6/30/2011

On Silence

When I started posting on websites and forums relating to writing, on a whim I set my avatar on most sites to this image:


For the last couple of years I've been waiting for someone to ask me what it is, or why I've used it, but none of you bastards have. But sod you, I'm going to explain anyway.

Some of you may know it's a close up of a 1615 painting by Salvator Rosa called Self Portrait. I've made sporadic and lacklustre attempts throughout my life to learn more about art, and this is one of the few paintings that's ever really struck me in the same way books or poems or songs do. Typically for me, it's not just the visual side that made an impact, but the words. 'AVT TACE AVT LOQVERE MELIORA SILENTIO.'


'Be silent, unless what you have to say is better than silence'

To me, silence is a blank page.

I think we can all admit there's too much noise in the world. And we all contribute to it: the emails, the Tweets, these godamn blog posts. Everywhere you go, everywhere you look, someone is talking, someone has written something down, usually in an attempt to sell you something. And I'm as guilty of it as the next person; more so, probably. "Buy my book, buy my book" a thousand times a week, each time in some cunning and eloquent new disguise.

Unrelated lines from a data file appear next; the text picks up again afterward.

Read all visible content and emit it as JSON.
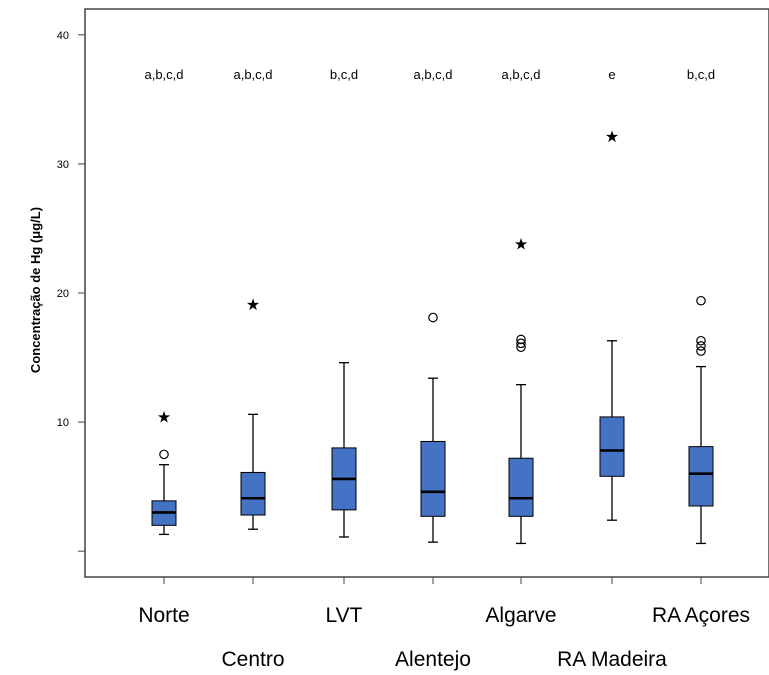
{
  "chart_data": {
    "type": "box",
    "ylabel": "Concentração de Hg (μg/L)",
    "xlabel": "",
    "ylim": [
      -2,
      42
    ],
    "yticks": [
      {
        "value": 10,
        "label": "10"
      },
      {
        "value": 20,
        "label": "20"
      },
      {
        "value": 30,
        "label": "30"
      },
      {
        "value": 40,
        "label": "40"
      }
    ],
    "grid": false,
    "box_color": "#4472c4",
    "categories": [
      "Norte",
      "Centro",
      "LVT",
      "Alentejo",
      "Algarve",
      "RA Madeira",
      "RA Açores"
    ],
    "group_labels": [
      "a,b,c,d",
      "a,b,c,d",
      "b,c,d",
      "a,b,c,d",
      "a,b,c,d",
      "e",
      "b,c,d"
    ],
    "boxes": [
      {
        "min": 1.3,
        "q1": 2.0,
        "median": 3.0,
        "q3": 3.9,
        "max": 6.7,
        "outliers": [
          7.5
        ],
        "extremes": [
          10.6
        ]
      },
      {
        "min": 1.7,
        "q1": 2.8,
        "median": 4.1,
        "q3": 6.1,
        "max": 10.6,
        "outliers": [],
        "extremes": [
          19.3
        ]
      },
      {
        "min": 1.1,
        "q1": 3.2,
        "median": 5.6,
        "q3": 8.0,
        "max": 14.6,
        "outliers": [],
        "extremes": []
      },
      {
        "min": 0.7,
        "q1": 2.7,
        "median": 4.6,
        "q3": 8.5,
        "max": 13.4,
        "outliers": [
          18.1
        ],
        "extremes": []
      },
      {
        "min": 0.6,
        "q1": 2.7,
        "median": 4.1,
        "q3": 7.2,
        "max": 12.9,
        "outliers": [
          15.8,
          16.1,
          16.4
        ],
        "extremes": [
          24.0
        ]
      },
      {
        "min": 2.4,
        "q1": 5.8,
        "median": 7.8,
        "q3": 10.4,
        "max": 16.3,
        "outliers": [],
        "extremes": [
          32.3
        ]
      },
      {
        "min": 0.6,
        "q1": 3.5,
        "median": 6.0,
        "q3": 8.1,
        "max": 14.3,
        "outliers": [
          15.5,
          15.9,
          16.3,
          19.4
        ],
        "extremes": []
      }
    ]
  }
}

But when you sit down in front of a blank piece of paper to write, that blankness is silence, that whiteness is silence. And I always think a writer should make sure that what they are about to write is better than that whiteness. That it's not just noise, that it's not just another cynical attempt to, ultimately, get money from people. That it stands with those other words that have broken the silence and have been better than it. That you're breaking the silence for love, not money.

Some Silence, yesterday.

This is a hypocritical blog posting, no doubt about it, and I deserve to be pilloried for attempting to make myself out to be all high-faluting and concerned with better things than everyone else, when really, really, all I'm saying here is "buy my book, buy my book" and wondering why the new words I'm typing feel so weary and familiar for all their newness. 

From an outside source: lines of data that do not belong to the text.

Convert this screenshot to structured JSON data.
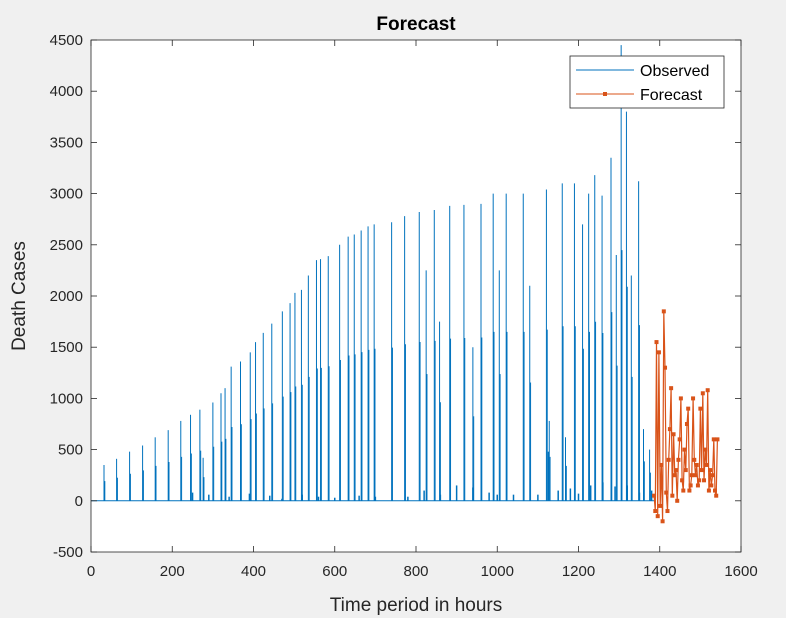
{
  "chart_data": {
    "type": "line",
    "title": "Forecast",
    "xlabel": "Time period in hours",
    "ylabel": "Death Cases",
    "xlim": [
      0,
      1600
    ],
    "ylim": [
      -500,
      4500
    ],
    "xticks": [
      0,
      200,
      400,
      600,
      800,
      1000,
      1200,
      1400,
      1600
    ],
    "yticks": [
      -500,
      0,
      500,
      1000,
      1500,
      2000,
      2500,
      3000,
      3500,
      4000,
      4500
    ],
    "grid": false,
    "legend_position": "top-right",
    "series": [
      {
        "name": "Observed",
        "color": "#0072BD",
        "marker": "none",
        "spikes": [
          [
            32,
            350
          ],
          [
            63,
            410
          ],
          [
            95,
            480
          ],
          [
            127,
            540
          ],
          [
            158,
            620
          ],
          [
            190,
            690
          ],
          [
            221,
            780
          ],
          [
            245,
            840
          ],
          [
            268,
            890
          ],
          [
            276,
            420
          ],
          [
            300,
            960
          ],
          [
            320,
            1050
          ],
          [
            330,
            1100
          ],
          [
            345,
            1310
          ],
          [
            368,
            1360
          ],
          [
            392,
            1450
          ],
          [
            405,
            1550
          ],
          [
            424,
            1640
          ],
          [
            445,
            1730
          ],
          [
            471,
            1850
          ],
          [
            490,
            1930
          ],
          [
            502,
            2030
          ],
          [
            518,
            2060
          ],
          [
            535,
            2200
          ],
          [
            555,
            2350
          ],
          [
            565,
            2360
          ],
          [
            584,
            2390
          ],
          [
            612,
            2500
          ],
          [
            633,
            2580
          ],
          [
            648,
            2600
          ],
          [
            665,
            2640
          ],
          [
            682,
            2680
          ],
          [
            697,
            2700
          ],
          [
            740,
            2720
          ],
          [
            772,
            2780
          ],
          [
            808,
            2820
          ],
          [
            825,
            2250
          ],
          [
            845,
            2840
          ],
          [
            858,
            1750
          ],
          [
            883,
            2880
          ],
          [
            918,
            2890
          ],
          [
            940,
            1500
          ],
          [
            960,
            2900
          ],
          [
            990,
            3000
          ],
          [
            1005,
            2250
          ],
          [
            1022,
            3000
          ],
          [
            1064,
            3000
          ],
          [
            1080,
            2100
          ],
          [
            1121,
            3040
          ],
          [
            1128,
            780
          ],
          [
            1160,
            3100
          ],
          [
            1168,
            620
          ],
          [
            1190,
            3100
          ],
          [
            1210,
            2700
          ],
          [
            1225,
            3000
          ],
          [
            1240,
            3180
          ],
          [
            1258,
            2980
          ],
          [
            1280,
            3350
          ],
          [
            1293,
            2400
          ],
          [
            1305,
            4450
          ],
          [
            1318,
            3800
          ],
          [
            1330,
            2200
          ],
          [
            1348,
            3120
          ],
          [
            1360,
            700
          ],
          [
            1375,
            500
          ]
        ],
        "noise_points": [
          [
            250,
            80
          ],
          [
            290,
            60
          ],
          [
            340,
            40
          ],
          [
            390,
            70
          ],
          [
            440,
            50
          ],
          [
            470,
            20
          ],
          [
            520,
            60
          ],
          [
            560,
            40
          ],
          [
            600,
            30
          ],
          [
            660,
            50
          ],
          [
            700,
            40
          ],
          [
            780,
            40
          ],
          [
            820,
            100
          ],
          [
            860,
            60
          ],
          [
            900,
            150
          ],
          [
            940,
            130
          ],
          [
            980,
            80
          ],
          [
            1000,
            60
          ],
          [
            1040,
            60
          ],
          [
            1100,
            60
          ],
          [
            1126,
            480
          ],
          [
            1150,
            100
          ],
          [
            1180,
            120
          ],
          [
            1200,
            70
          ],
          [
            1230,
            150
          ],
          [
            1260,
            180
          ],
          [
            1290,
            140
          ],
          [
            1320,
            150
          ],
          [
            1350,
            80
          ],
          [
            1380,
            100
          ]
        ]
      },
      {
        "name": "Forecast",
        "color": "#D95319",
        "marker": "square",
        "x": [
          1386,
          1389,
          1392,
          1395,
          1398,
          1401,
          1404,
          1407,
          1410,
          1413,
          1416,
          1419,
          1422,
          1425,
          1428,
          1431,
          1434,
          1437,
          1440,
          1443,
          1446,
          1449,
          1452,
          1455,
          1458,
          1461,
          1464,
          1467,
          1470,
          1473,
          1476,
          1479,
          1482,
          1485,
          1488,
          1491,
          1494,
          1497,
          1500,
          1503,
          1506,
          1509,
          1512,
          1515,
          1518,
          1521,
          1524,
          1527,
          1530,
          1533,
          1536,
          1539,
          1542
        ],
        "y": [
          50,
          -100,
          1550,
          -150,
          1450,
          -50,
          350,
          -200,
          1850,
          1300,
          80,
          -100,
          400,
          700,
          1100,
          50,
          650,
          250,
          300,
          0,
          400,
          600,
          1000,
          200,
          100,
          500,
          300,
          750,
          900,
          100,
          150,
          250,
          1000,
          400,
          250,
          350,
          150,
          200,
          900,
          300,
          1050,
          200,
          500,
          350,
          1080,
          100,
          300,
          150,
          250,
          600,
          100,
          50,
          600
        ]
      }
    ]
  }
}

But hypocrisy doesn't stop us knowing what's right and wrong, and failing to stick to our own values doesn't remove the obligation from trying again the next time. We're all trying to scrape together money; we're all selling something. And that's the world we live in and that's the world we've created, and who are we to judge?

But when you sit down to write - not sell, not promote, not market, but write - take a long look at that blank white space; take a long listen to that silence. And write something better than it. If it helps, imagine this stern gaze upon you as you do so:

Self Portrait
Oh, and if anyone's still reading and wonders what I really look like, then here I am. Hello.